Once the actual values for the volume of cells from the parent flask and the volume of fresh media added to the child flask have been entered, clicking the Create Lot button commits the data to the system, creating a new lot of Child cells with a new Material ID, new Lot Number, and a Passage Number incremented by one to seven.

The next step is an Inventory Check In Step to record checking the Child Flask into an Incubator. Scanning the barcode of the incubator allows us to choose the shelf to which we added the new flask of Child cells. Next, we record checking the media back into a refrigerator. After scanning the barcode of the refrigerator, we can choose the shelf to which we returned the PC-12 media.

The remaining steps of the Protocol are for recording the passage of the parent cells as well as to schedule two feedings and a subsequent passaging of the child cells. The current step records the passaging of the parent cells as an Event that will be associated with the parent cells’ Material record as a part of its permanent history in CellPort.

The next three steps allow the user to schedule a first feeding of the cells in two to three days… a second feeding two to three days acer the first feeding… and the next passaging in one week. Setting the overall Protocol Status to Completed allows it to be finished.

Now let’s look at the effortless self-documentation features that add valuable traceability and transparency through the use of CellPort Protocols.

Looking at the child flask Material that was just created in this Protocol, we see the Scheduled Events for the two feedings and next passaging, including the Protocol Templates that will be launched when these Events come due as well as the Protocols that were run to schedule these events.

Looking at the media that was used in this Protocol, we see changes in Location history and Quantity history for this Material, including the users, dates, times, and Protocols involved. CellPort Protocols, aided by quick and accurate inventory barcode scanning, makes it effortless to maintain detailed historical records of who did what, when, where, and with what Materials and Equipment.

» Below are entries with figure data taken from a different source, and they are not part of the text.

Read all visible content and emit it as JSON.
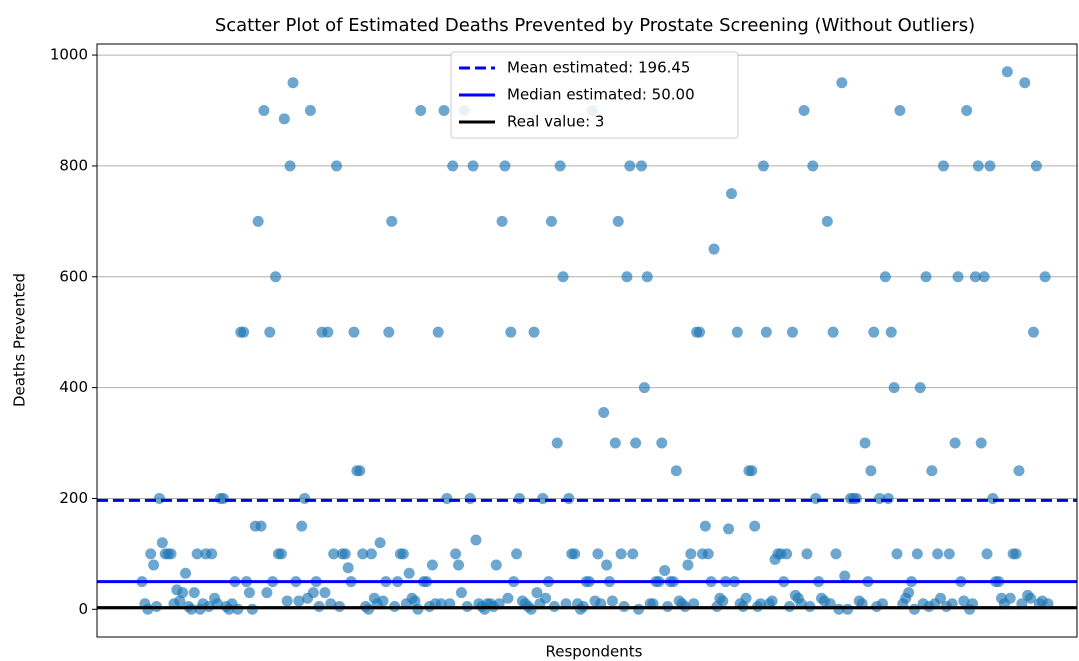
{
  "chart_data": {
    "type": "scatter",
    "title": "Scatter Plot of Estimated Deaths Prevented by Prostate Screening (Without Outliers)",
    "xlabel": "Respondents",
    "ylabel": "Deaths Prevented",
    "color": "#1f77b4",
    "ylim": [
      -50,
      1020
    ],
    "yticks": [
      0,
      200,
      400,
      600,
      800,
      1000
    ],
    "grid": true,
    "legend": "upper center",
    "lines": [
      {
        "name": "Mean estimated: 196.45",
        "value": 196.45,
        "color": "#0000ff",
        "style": "dashed"
      },
      {
        "name": "Median estimated: 50.00",
        "value": 50,
        "color": "#0000ff",
        "style": "solid"
      },
      {
        "name": "Real value: 3",
        "value": 3,
        "color": "#000000",
        "style": "solid"
      }
    ],
    "values": [
      50,
      10,
      0,
      100,
      80,
      5,
      200,
      120,
      100,
      100,
      100,
      10,
      35,
      15,
      30,
      65,
      5,
      0,
      30,
      100,
      0,
      10,
      100,
      5,
      100,
      20,
      10,
      200,
      200,
      5,
      0,
      10,
      50,
      0,
      500,
      500,
      50,
      30,
      0,
      150,
      700,
      150,
      900,
      30,
      500,
      50,
      600,
      100,
      100,
      885,
      15,
      800,
      950,
      50,
      15,
      150,
      200,
      20,
      900,
      30,
      50,
      5,
      500,
      30,
      500,
      10,
      100,
      800,
      5,
      100,
      100,
      75,
      50,
      500,
      250,
      250,
      100,
      5,
      0,
      100,
      20,
      10,
      120,
      15,
      50,
      500,
      700,
      5,
      50,
      100,
      100,
      10,
      65,
      20,
      15,
      0,
      900,
      50,
      50,
      5,
      80,
      10,
      500,
      10,
      900,
      200,
      10,
      800,
      100,
      80,
      30,
      900,
      5,
      200,
      800,
      125,
      10,
      5,
      0,
      10,
      10,
      5,
      80,
      10,
      700,
      800,
      20,
      500,
      50,
      100,
      200,
      15,
      10,
      5,
      0,
      500,
      30,
      10,
      200,
      20,
      50,
      700,
      5,
      300,
      800,
      600,
      10,
      200,
      100,
      100,
      10,
      0,
      5,
      50,
      50,
      900,
      15,
      100,
      10,
      355,
      80,
      50,
      15,
      300,
      700,
      100,
      5,
      600,
      800,
      100,
      300,
      0,
      800,
      400,
      600,
      10,
      10,
      50,
      50,
      300,
      70,
      5,
      50,
      50,
      250,
      15,
      10,
      5,
      80,
      100,
      10,
      500,
      500,
      100,
      150,
      100,
      50,
      650,
      5,
      20,
      15,
      50,
      145,
      750,
      50,
      500,
      10,
      5,
      20,
      250,
      250,
      150,
      5,
      10,
      800,
      500,
      10,
      15,
      90,
      100,
      100,
      50,
      100,
      5,
      500,
      25,
      20,
      10,
      900,
      100,
      5,
      800,
      200,
      50,
      20,
      15,
      700,
      10,
      500,
      100,
      0,
      950,
      60,
      0,
      200,
      200,
      200,
      15,
      10,
      300,
      50,
      250,
      500,
      5,
      200,
      10,
      600,
      200,
      500,
      400,
      100,
      900,
      10,
      20,
      30,
      50,
      0,
      100,
      400,
      10,
      600,
      5,
      250,
      10,
      100,
      20,
      800,
      5,
      100,
      10,
      300,
      600,
      50,
      15,
      900,
      0,
      10,
      600,
      800,
      300,
      600,
      100,
      800,
      200,
      50,
      50,
      20,
      10,
      970,
      20,
      100,
      100,
      250,
      10,
      950,
      25,
      20,
      500,
      800,
      10,
      15,
      600,
      10
    ]
  }
}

Returning to the CellPort Calendar, we can see that the Protocol that we just completed is marked as done, and the two feedings and next passaging are queued up and ready to go. Your administrators will always be able to keep your Protocols up to date with the ability to create new versions of Protocols with strict version control, or they can clone existing Protocol Templates to quickly adapt them to new cell lines or experiments. Also, if you have expert users who want a faster user experience for entering data, your admins can choose to create Protocol Templates in Expert Mode, which streamlines the process for quick research-based Protocols run by your most skilled team members. CellPort was created with cells in mind, including the ability to set cell-line-specific passaging limits with cell-line-specific thresholds to alert you to cell flasks that may have been passaged too many times.

The intuitive user interface in CellPort allows you to find the information that you need with one or two mouse clicks. Software for powering breakthroughs, built by our scientists for your scientists. That’s CellPort.